By Lam Nguyen, MD, Orthopaedic Spine Surgeon
Low back pain exacts a significant burden on the healthcare system and is the source of approximately 12 million physician office visits per year in the United States. It is among the leading causes of disability, accounting for expenditures in excess of $50 billion every year. Although nearly 1 million spinal fusions are performed annually, outcomes studies have demonstrated success rates anywhere from 35% to 89%. Therefore, it can be concluded that the etiology of back pain is complex and may originate outside of the spine itself.
There are many different causes of low back pain, and the sacroiliac joint (SI joint) is a source of low back pain. Unfortunately, the SI joint is an under-appreciated and under-diagnosed etiology of chronic axial low back pain. Even in orthopaedic surgery residency training, outside of the trauma setting, the SI joint receives very little attention as part of the formal curriculum. Yet, it is the largest axial joint in the body, and it has been demonstrated that the SI joint is responsible for up to 30% of cases of chronic low back pain, and this number may be even higher in patients who have had lumbar spinal fusion surgery.
The SI joints are weight-bearing joints. They are the lowest point of the spinal column, and they provide the transition from the spinal axis to the pelvis (Figure 1). The SI joints are critical in the transfer of load from the upper and lower extremities to the pelvis and the lumbar spine. Furthermore, important nerves of the thigh and leg pass in front of the SI joints.
The most common presentation of SI joint dysfunction is low back pain. However, because important nerves of the lower extremity does pass adjacent to the SI joint, irritation/inflammation of the SI joint can affect the nearby nerves and cause buttock, groin, and leg symptoms similar to sciatica.
It is not clearly understood why sacroiliac joint dysfunction occurs. Most cases of SI joint dysfunction are idiopathic (the cause is unknown). However, other sources of pain generation may come from ligamentous instability, altered joint mobility and stress, microfracture, osteoarthritis, infection, and inflammation.

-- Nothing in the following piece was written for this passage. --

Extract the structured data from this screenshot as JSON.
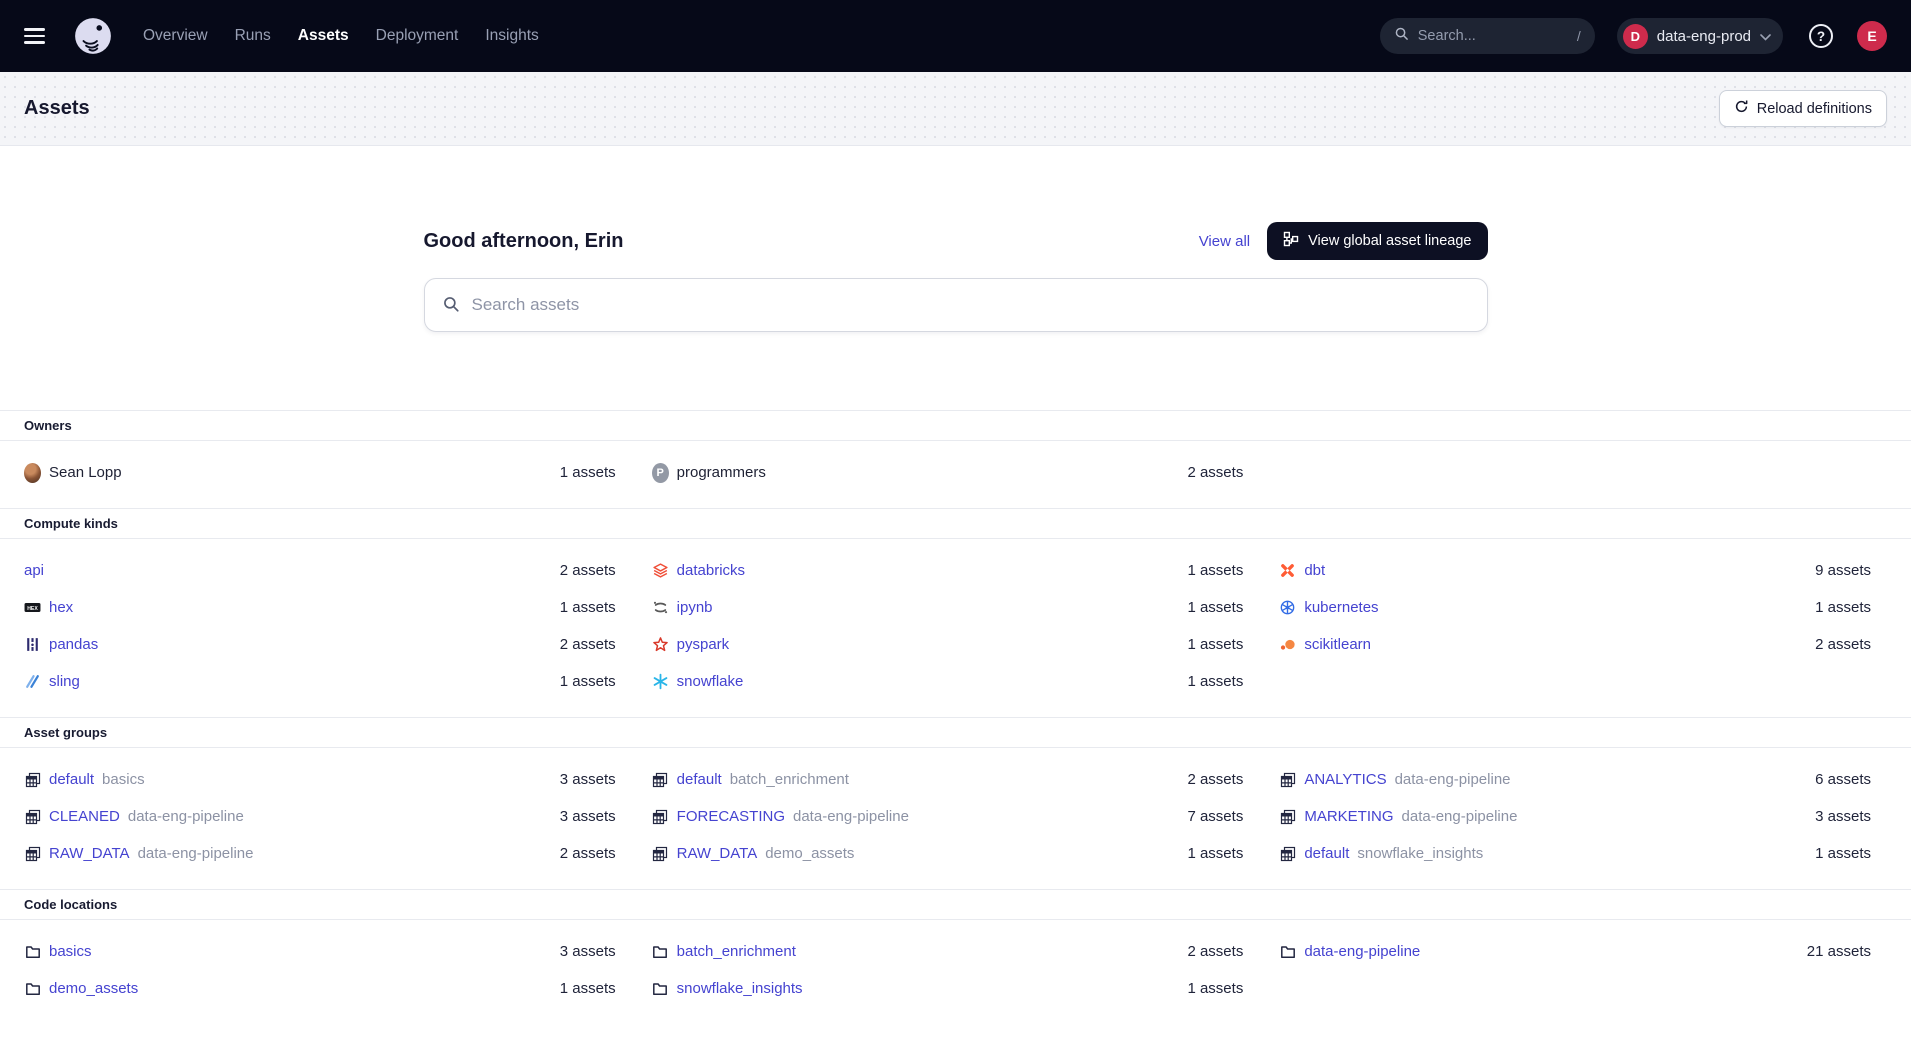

One of the most challenging aspects of treating SI joint pain is the complexity of diagnosis, because SI joint dysfunction can present with symptoms similar to that of a patient with spine or hip problems. Dozens of physical examination tests have been advocated as diagnostic aids in patients with presumed SI joint pain. However, no specific physical examination tests have been validated that accurately identify a painful sacroiliac joint.
No imaging studies consistently provide findings that are helpful to diagnose primary sacroiliac joint pain. Computed tomography (CT), magnetic resonance imaging (MRI), and bone scan are done predominantly to exclude other causes of pain than to diagnose idiopathic SI joint dysfunction.
Because of limitations of the physical examination and imaging modalities, imaging-guided, contrast-
enhanced sacroiliac joint injections are the only method for definitively diagnose or exclude the sacroiliac joint as a source of pain. Ideally, for a test to be considered diagnostic, complete relief of the pain emanating from the sacroiliac joint should be achieved. However, published studies have used ≥75% pain relief as diagnostic of sacroiliac joint–mediated pain and ≤50% relief as not diagnostic, with 51% to 74% relief considered equivocal.
If the clinical situation warrants, an apparently positive response should be confirmed with a subsequent control block.
Treatment goals include decreasing pain and improving function by restoring balance in lumbopelvic and hip joint kinematics and function, and establishing core body and lower extremity muscular strength and balance. The patient with SI joint pain is best managed with a multi-disciplinary collaborative approach. Nonsurgical treatment can include medications, physical therapy, activity modification, bracing, chiropractic manipulation, injections, and radio-frequency ablation.
Surgical treatment involves fusion of the affected sacroiliac joint (Figure 2). However, Si joint fusion should be considered only in patients with joint pain proven by controlled diagnostic anesthetic blocks and without any pain sources in the lumbar spine or the hip joints. It also should be reserved for those who have not responded to aggressive conservative care and who have radiographic evidence of SI joint degeneration or destruction. There are many surgical techniques described. Ask your doctor one which technique he/she would recommend for you.